Когда я пришёл, был уже вечер. На улице накрапывал дождик, и я успел дойти до подъезда, прежде чем по асфальту забарабанил настоящий ливень.

Дома я перекусил и сел за Интернет. Краткий спор оперов воскресил кое-что в моей памяти. Я ведь раньше уже видел заметку об упомянутом ограблении. Музей современного искусства. Там выставлялись современные художники, но в запаснике, я прочитал тогда, хранились довольно ценные работы художников и скульпторов 18–19 веков. Имена у меня тут же вылетели из головы — не специалист я по живописи.

В статье говорилось, что в ночь ограбления над музеем видели прямоугольный объект. Но это не может считаться верным, поскольку он был чёрный и лишь изредка виднелся в свете луны, когда та появлялась из-за облаков. Тот вечер выдался пасмурным.

Я нашёл эту статью и перечитал. В комментариях люд уже изгалялся вовсю. Моё внимание привлёк материал «также по теме».

Ссылка привела меня к списку из семи-восьми статей на сайте, оформленном под доморощенное общество уфологов.

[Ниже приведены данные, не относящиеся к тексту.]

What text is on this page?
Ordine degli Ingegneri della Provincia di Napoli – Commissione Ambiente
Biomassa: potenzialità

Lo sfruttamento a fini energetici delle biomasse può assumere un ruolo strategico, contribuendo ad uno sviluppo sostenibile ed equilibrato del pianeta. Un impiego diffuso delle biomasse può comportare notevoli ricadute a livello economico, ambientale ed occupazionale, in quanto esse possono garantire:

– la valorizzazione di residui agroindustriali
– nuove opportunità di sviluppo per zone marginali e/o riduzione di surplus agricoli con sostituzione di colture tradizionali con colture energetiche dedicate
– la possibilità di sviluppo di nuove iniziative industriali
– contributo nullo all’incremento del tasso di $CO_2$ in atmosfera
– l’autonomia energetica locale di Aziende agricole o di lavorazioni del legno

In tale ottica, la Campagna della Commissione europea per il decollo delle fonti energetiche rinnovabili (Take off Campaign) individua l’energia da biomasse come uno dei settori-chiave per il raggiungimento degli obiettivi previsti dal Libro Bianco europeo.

В первой статье сообщалось, что в Цюрихе из местного музея недавно были украдены практически все полотна. Украдены ночью, никаких следов автотранспорта, на котором злоумышленники увезли «улов». В другой говорилось о цепи ограблений в Австрии и Польше — в огромных количествах исчезали произведения искусства — пластинки с классической музыкой, диски с современной, этнической, из магазинов и музеев пропадали даже ноты. Даже исчезло несколько оригиналов рукописей Моцарта и Баха. Помимо нот, исчезали книги. «Чтиво», которым забито всё, и особенно — книги признанных гениев литературы, опять же — классические произведения: Гёте, Шекспир, Гюго, Достоевский, Толстой, Фицджеральд…

«Остаётся только догадываться о целях столь странных и вопиющих по своей несуразности ограблений, — заканчивал автор статьи. — Общая ценность похищенных произведений искусства достигла двадцати семи тысяч евро, продуктов простого, массового творчества — несколько тысяч евро. Очевидцы в один голос утверждают, что во время краж над музеями и магазинами в небе видели «летающие тарелки». Но так как преступники орудуют в тёмное время суток и полноценных свидетельств у полиции нет, и без того смехотворная причастность НЛОнавтов отметается начисто».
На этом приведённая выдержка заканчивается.